Understanding Market Functionality and Trading Success

Building on my interest in prediction markets and my previous paper Algorithmic Trading in the Iowa Electronic Markets, I co-wrote a research paper with David Rothschild titled Understanding Market Functionality and Trading Success. This paper is an analysis of trading activity in two markets provided by the PredictIt website.

The general idea of the paper is to analyze the profits and losses of each trader. We decomposed the profits and losses to understand how and why each trader made or lost money. Did they make correct decisions about which securities to hold? Did they execute their trades optimally? Did they earn or pay the spread?

Interestingly, we found that trader execution costs played a bigger role in overall profitability than making correct decisions about which securities to hold. This suggests that prediction markets should be simplified so that executing trades correctly or optimally is easier for less sophisticated traders.

The paper is published through PLoS ONE. The relevant Python code is available on github. The raw data is not downloadable but is available through PredictIt by request.

Before starting this paper I was an active user of the PredictIt website, but while working on it, I didn't execute any trades or hold any positions. The entire project took about three and a half years.

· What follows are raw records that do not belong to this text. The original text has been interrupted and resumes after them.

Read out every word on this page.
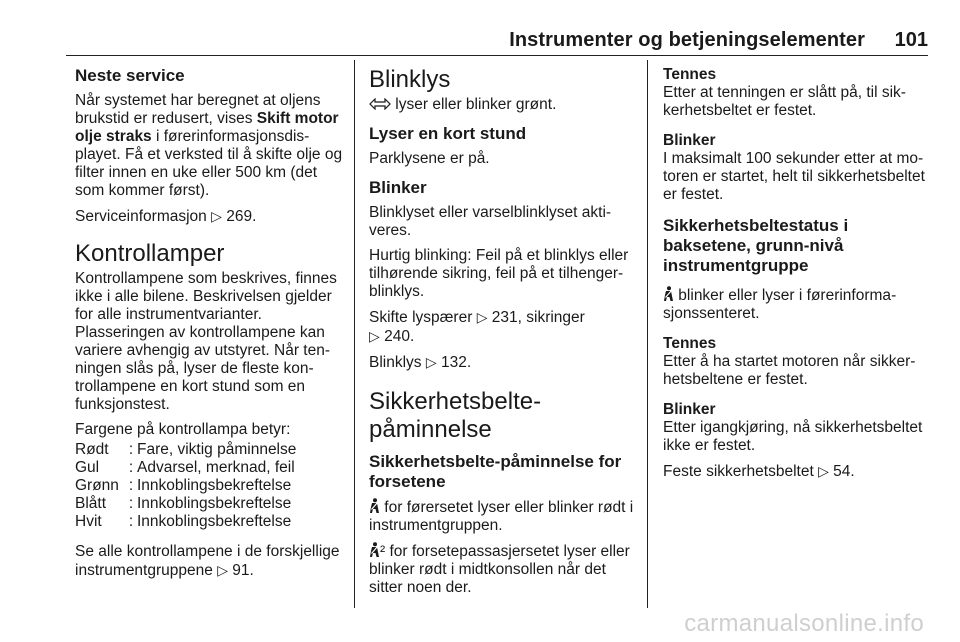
Instrumenter og betjeningselementer 101
Neste service

Når systemet har beregnet at oljens brukstid er redusert, vises Skift motor olje straks i førerinformasjonsdisplayet. Få et verksted til å skifte olje og filter innen en uke eller 500 km (det som kommer først).

Serviceinformasjon ▷ 269.

Kontrollamper

Kontrollampene som beskrives, finnes ikke i alle bilene. Beskrivelsen gjelder for alle instrumentvarianter. Plasseringen av kontrollampene kan variere avhengig av utstyret. Når tenningen slås på, lyser de fleste kontrollampene en kort stund som en funksjonstest.

Fargene på kontrollampa betyr:

Rødt	:	Fare, viktig påminnelse
Gul	:	Advarsel, merknad, feil
Grønn	:	Innkoblingsbekreftelse
Blått	:	Innkoblingsbekreftelse
Hvit	:	Innkoblingsbekreftelse

Se alle kontrollampene i de forskjellige instrumentgruppene ▷ 91.

Blinklys

lyser eller blinker grønt.

Lyser en kort stund

Parklysene er på.

Blinker

Blinklyset eller varselblinklyset aktiveres.

Hurtig blinking: Feil på et blinklys eller tilhørende sikring, feil på et tilhengerblinklys.

Skifte lyspærer ▷ 231, sikringer
▷ 240.

Blinklys ▷ 132.

Sikkerhetsbelte-
påminnelse
Sikkerhetsbelte-påminnelse for
forsetene

for førersetet lyser eller blinker rødt i instrumentgruppen.

² for forsetepassasjersetet lyser eller blinker rødt i midtkonsollen når det sitter noen der.

Tennes

Etter at tenningen er slått på, til sikkerhetsbeltet er festet.

Blinker

I maksimalt 100 sekunder etter at motoren er startet, helt til sikkerhetsbeltet er festet.

Sikkerhetsbeltestatus i
baksetene, grunn-nivå
instrumentgruppe

blinker eller lyser i førerinformasjonssenteret.

Tennes

Etter å ha startet motoren når sikkerhetsbeltene er festet.

Blinker

Etter igangkjøring, nå sikkerhetsbeltet ikke er festet.

Feste sikkerhetsbeltet ▷ 54.

carmanualsonline.info
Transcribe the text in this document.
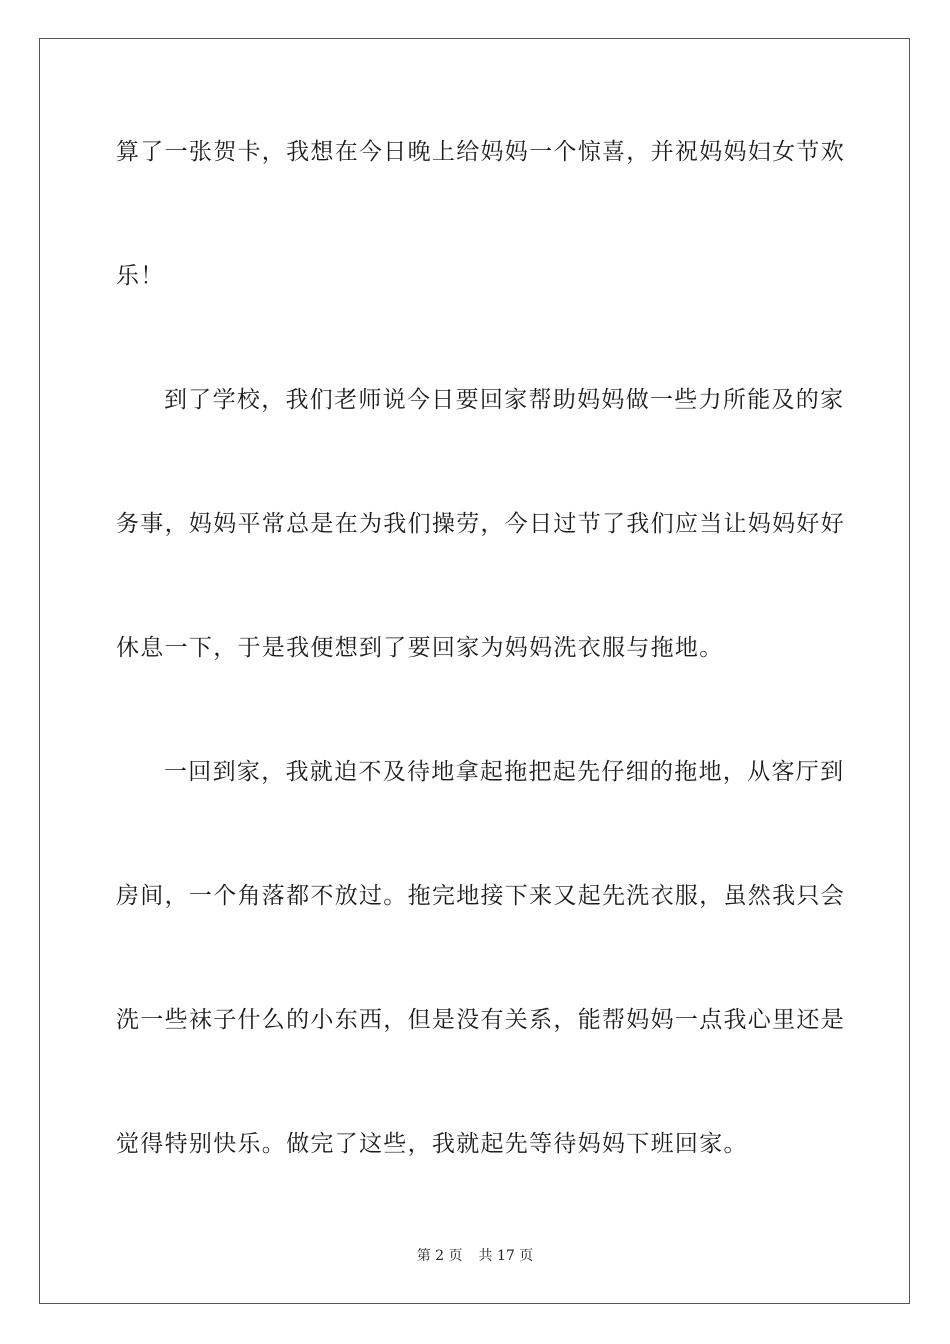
算了一张贺卡，我想在今日晚上给妈妈一个惊喜，并祝妈妈妇女节欢
乐！
到了学校，我们老师说今日要回家帮助妈妈做一些力所能及的家
务事，妈妈平常总是在为我们操劳，今日过节了我们应当让妈妈好好
休息一下，于是我便想到了要回家为妈妈洗衣服与拖地。
一回到家，我就迫不及待地拿起拖把起先仔细的拖地，从客厅到
房间，一个角落都不放过。拖完地接下来又起先洗衣服，虽然我只会
洗一些袜子什么的小东西，但是没有关系，能帮妈妈一点我心里还是
觉得特别快乐。做完了这些，我就起先等待妈妈下班回家。
第 2 页 共 17 页
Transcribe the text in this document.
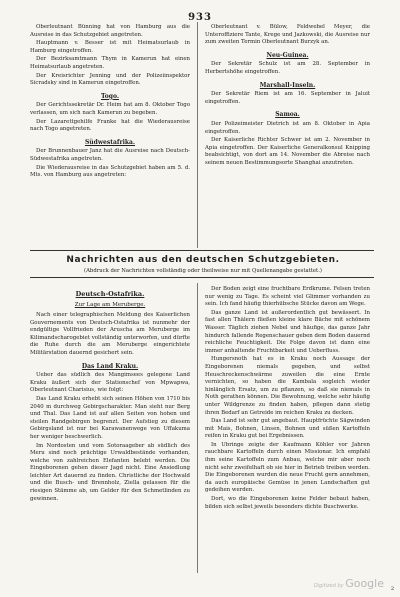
933

Oberleutnant Bünning hat von Hamburg aus die Ausreise in das Schutzgebiet angetreten.

Hauptmann v. Besser ist mit Heimatsurlaub in Hamburg eingetroffen.

Der Bezirksamtmann Thym in Kamerun hat einen Heimatsurlaub angetreten.

Der Kreisrichter Jenning und der Polizeiinspektor Sicradsky sind in Kamerun eingetroffen.

Togo.

Der Gerichtssekretär Dr. Heim hat am 8. Oktober Togo verlassen, um sich nach Kamerun zu begeben.

Der Lazarettgehilfe Franke hat die Wiederausreise nach Togo angetreten.

Südwestafrika.

Der Brunnenbauer Janz hat die Ausreise nach Deutsch-Südwestafrika angetreten.

Die Wiederausreise in das Schutzgebiet haben am 5. d. Mts. von Hamburg aus angetreten:

Oberleutnant v. Bülow, Feldwebel Meyer, die Unteroffiziere Tante, Krege und Jazkowski, die Ausreise nur zum zweiten Termin Oberleutnant Burzyk an.

Neu-Guinea.

Der Sekretär Schulz ist am 28. September in Herbertshöhe eingetroffen.

Marshall-Inseln.

Der Sekretär Riem ist am 16. September in Jaluit eingetroffen.

Samoa.

Der Polizeimeister Dietrich ist am 8. Oktober in Apia eingetroffen.

Der Kaiserliche Richter Schwer ist am 2. November in Apia eingetroffen. Der Kaiserliche Generalkonsul Knipping beabsichtigt, von dort am 14. November die Abreise nach seinem neuen Bestimmungsorte Shanghai anzutreten.

Nachrichten aus den deutschen Schutzgebieten.
(Abdruck der Nachrichten vollständig oder theilweise nur mit Quellenangabe gestattet.)
Deutsch-Ostafrika.
Zur Lage am Meruberge.

Nach einer telegraphischen Meldung des Kaiserlichen Gouvernements von Deutsch-Ostafrika ist nunmehr der endgültige Vollfrieden der Aruscha am Meruberge im Kilimandscharogebiet vollständig unterworfen, und dürfte die Ruhe durch die am Meruberge eingerichtete Militärstation dauernd gesichert sein.

Das Land Kraku.

Ueber das südlich des Mangimsees gelegene Land Kraku äußert sich der Stationschef von Mpwapwa, Oberleutnant Charisius, wie folgt:

Das Land Kraku erhebt sich seinen Höhen von 1710 bis 2040 m durchweg Gebirgscharakter. Man sieht nur Berg und Thal. Das Land ist auf allen Seiten von hohen und steilen Randgebirgen begrenzt. Der Aufstieg zu diesem Gebirgsland ist nur bei Karawanenwege von Uffakuma her weniger beschwerlich.

Im Nordosten und vom Sotoraageber ab südlich des Meru sind noch prächtige Urwaldbestände vorhanden, welche von zahlreichen Elefanten belebt werden. Die Eingeborenen gehen dieser Jagd nicht. Eine Ansiedlung leichter Art dauernd zu finden. Christliche der Hochwald und die Busch- und Brennholz, Ziella gelassen für die riesigen Stämme ab, um Gelder für den Schmetlinden zu gewinnen.

Der Boden zeigt eine fruchtbare Erdkrume. Felsen treten nur wenig zu Tage. Es scheint viel Glimmer vorhanden zu sein. Ich fand häufig thierhübsche Stücke davon am Wege.

Das ganze Land ist außerordentlich gut bewässert. In fast allen Thälern fließen kleine klare Bäche mit schönem Wasser. Täglich ziehen Nebel und häufige, das ganze Jahr hindurch fallende Regenschauer geben dem Boden dauernd reichliche Feuchtigkeit. Die Folge davon ist dann eine immer anhaltende Fruchtbarkeit und Ueberfluss.

Hungersnoth hat es in Kraku noch Aussage der Eingeborenen niemals gegeben, und selbst Heuschreckenschwärme zuweilen die eine Ernte vernichten, so haben die Kambala sogleich wieder hinlänglich Ersatz, um zu pflanzen, so daß sie niemals in Noth gerathen können. Die Bewohnung, welche sehr häufig unter Wildgrenze zu finden haben, pflegen dann stetig ihren Bedarf an Getreide im reichen Kraku zu decken.

Das Land ist sehr gut angebaut. Hauptfrüchte Sägwinden mit Mais, Bohnen, Linsen, Bohnen und süßen Kartoffeln reifen in Kraku gut bei Ergebnissen.

In Ubringe zeigte der Kaufmann Köhler vor Jahren rauchbare Kartoffeln durch einen Missionar. Ich empfahl ihm seine Kartoffeln zum Anbau, welche mir aber noch nicht sehr zweifelhaft ob sie hier in Betrieb treiben werden. Die Eingeborenen wurden die neue Frucht gern annehmen, da auch europäische Gemüse in jenen Landschaften gut gedeihen werden.

Dort, wo die Eingeborenen keine Felder bebaut haben, bilden sich selbst jeweils besonders dichte Buschwerke.

Digitized by Google 2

We examine individual-level trading data from several markets in the PredictIt exchange to determine what strategies correlate with financial success. PredictIt provides many markets with futures contracts linked to political issues, ranging from ongoing policy outcomes to political elections. High fees along with restrictions blocking automatic trading and constraining a one-to-one match between people and accounts, combine to severely limit the upside to investment returns over the fixed costs: this ensures that traders are all retail investors. We have the individual-level data from two markets: Democratic and Republican Iowa Caucuses in 2016. This data includes all orders and trades from every trader across the markets. We are able to fully reconstruct market activity and study trader behavior both within and between markets. We show that understanding how markets and trades works is more important to financial success than proxies for (1) confidence or funding (2) information or objectivity in trading. The work should be a call-to-action in favor of simplifying markets and trading for any exchange with retail investors, and for more research into effects of differential trading efficiency in all financial markets.